Björkö Treaty

Björkö Treaty

 

an agreement between Russia and Germany, signed on July 11 (24), 1905, by William II and Nicholas II in Björkö near Vyborg. The Björkö Treaty never went into effect. It was signed after the British-French Agreement of 1904 had been concluded and under conditions in which Russia had an alliance with France. The treaty expressed Germany’s desire to prevent Russia’s rapprochement with Great Britain and to nullify the effectiveness of the Russian-French alliance. The negotiations were conducted directly by the two emperors and kept secret from V. N. Lamsdorf, the Russian minister of foreign affairs.

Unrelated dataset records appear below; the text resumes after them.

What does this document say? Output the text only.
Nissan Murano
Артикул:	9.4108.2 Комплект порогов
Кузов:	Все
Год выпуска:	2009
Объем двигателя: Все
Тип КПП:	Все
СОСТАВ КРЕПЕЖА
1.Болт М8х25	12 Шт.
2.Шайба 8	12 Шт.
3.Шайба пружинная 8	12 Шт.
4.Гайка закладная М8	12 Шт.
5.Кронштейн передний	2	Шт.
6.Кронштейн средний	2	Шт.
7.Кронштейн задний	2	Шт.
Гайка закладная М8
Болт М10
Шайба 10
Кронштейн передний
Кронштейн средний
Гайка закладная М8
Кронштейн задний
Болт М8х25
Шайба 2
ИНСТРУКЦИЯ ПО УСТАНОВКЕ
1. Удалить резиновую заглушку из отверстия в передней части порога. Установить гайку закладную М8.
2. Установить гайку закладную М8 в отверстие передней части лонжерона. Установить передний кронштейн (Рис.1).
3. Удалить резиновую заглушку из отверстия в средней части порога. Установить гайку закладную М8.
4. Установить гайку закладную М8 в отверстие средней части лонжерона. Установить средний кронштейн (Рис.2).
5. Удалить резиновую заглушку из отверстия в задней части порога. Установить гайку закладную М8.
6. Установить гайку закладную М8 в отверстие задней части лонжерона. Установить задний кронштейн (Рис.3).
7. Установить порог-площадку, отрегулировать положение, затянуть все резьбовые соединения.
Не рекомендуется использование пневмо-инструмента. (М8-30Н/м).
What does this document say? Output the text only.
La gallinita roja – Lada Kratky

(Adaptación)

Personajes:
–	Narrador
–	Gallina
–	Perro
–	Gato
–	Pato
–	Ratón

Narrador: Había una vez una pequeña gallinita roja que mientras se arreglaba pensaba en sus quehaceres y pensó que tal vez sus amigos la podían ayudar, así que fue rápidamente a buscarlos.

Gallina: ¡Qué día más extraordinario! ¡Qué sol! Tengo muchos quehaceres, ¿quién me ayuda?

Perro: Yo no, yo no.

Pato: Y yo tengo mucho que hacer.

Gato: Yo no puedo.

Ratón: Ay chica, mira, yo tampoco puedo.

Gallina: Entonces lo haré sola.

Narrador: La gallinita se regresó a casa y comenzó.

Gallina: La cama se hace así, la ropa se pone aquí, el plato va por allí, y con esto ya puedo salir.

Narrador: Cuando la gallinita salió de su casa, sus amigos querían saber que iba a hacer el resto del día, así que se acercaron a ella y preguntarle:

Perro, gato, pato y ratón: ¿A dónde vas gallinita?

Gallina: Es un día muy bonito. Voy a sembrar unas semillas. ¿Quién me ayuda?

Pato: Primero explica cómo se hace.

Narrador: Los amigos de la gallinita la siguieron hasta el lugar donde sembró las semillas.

According to Article 1 of the Björkö Treaty, each party pledged, in the case of an attack on the other party by a European power, to help its ally in Europe with all available ground and naval forces. According to Article 2, the two parties pledged not to conclude a separate peace with a common enemy. Article 3 stated that the treaty would go into effect after the conclusion of a peace between Russia and Japan and would remain in effect until denounced by one party, with a warning period of one year. According to Article 4, Russia pledged not to notify France about the treaty until its implementation; only after it went into effect would Russia have the right to present the appropriate information to France, with the view to prompting the latter to join as an ally. The commitments assumed by Russia were contrary to the allied relations that bound Russia to France and to the military convention concluded between them in December 1893. Influenced by Lamsdorf and S. Iu. Witte, who strongly opposed the Björkö Treaty, Nicholas II informed William II in a letter of Nov. 13 (26), 1905, that he considered it necessary to supplement the treaty with a bilateral declaration on the inapplicability of Article 1 in the case of a war between Germany and France and that Russia would observe its commitments to France until the formation of a Russian-German-French alliance. The declaration of Nicholas IL was equivalent to an abrogation of the Björkö Treaty. This was definitively confirmed in August 1907.

REFERENCES

Feigina, L. B’orkskoe soglashenie. Moscow, 1928. (Text of agreement is in the appendix.)
Istoriia diplomatii, 2nd ed., vol. 2. Moscow, 1963. Pages 575-77.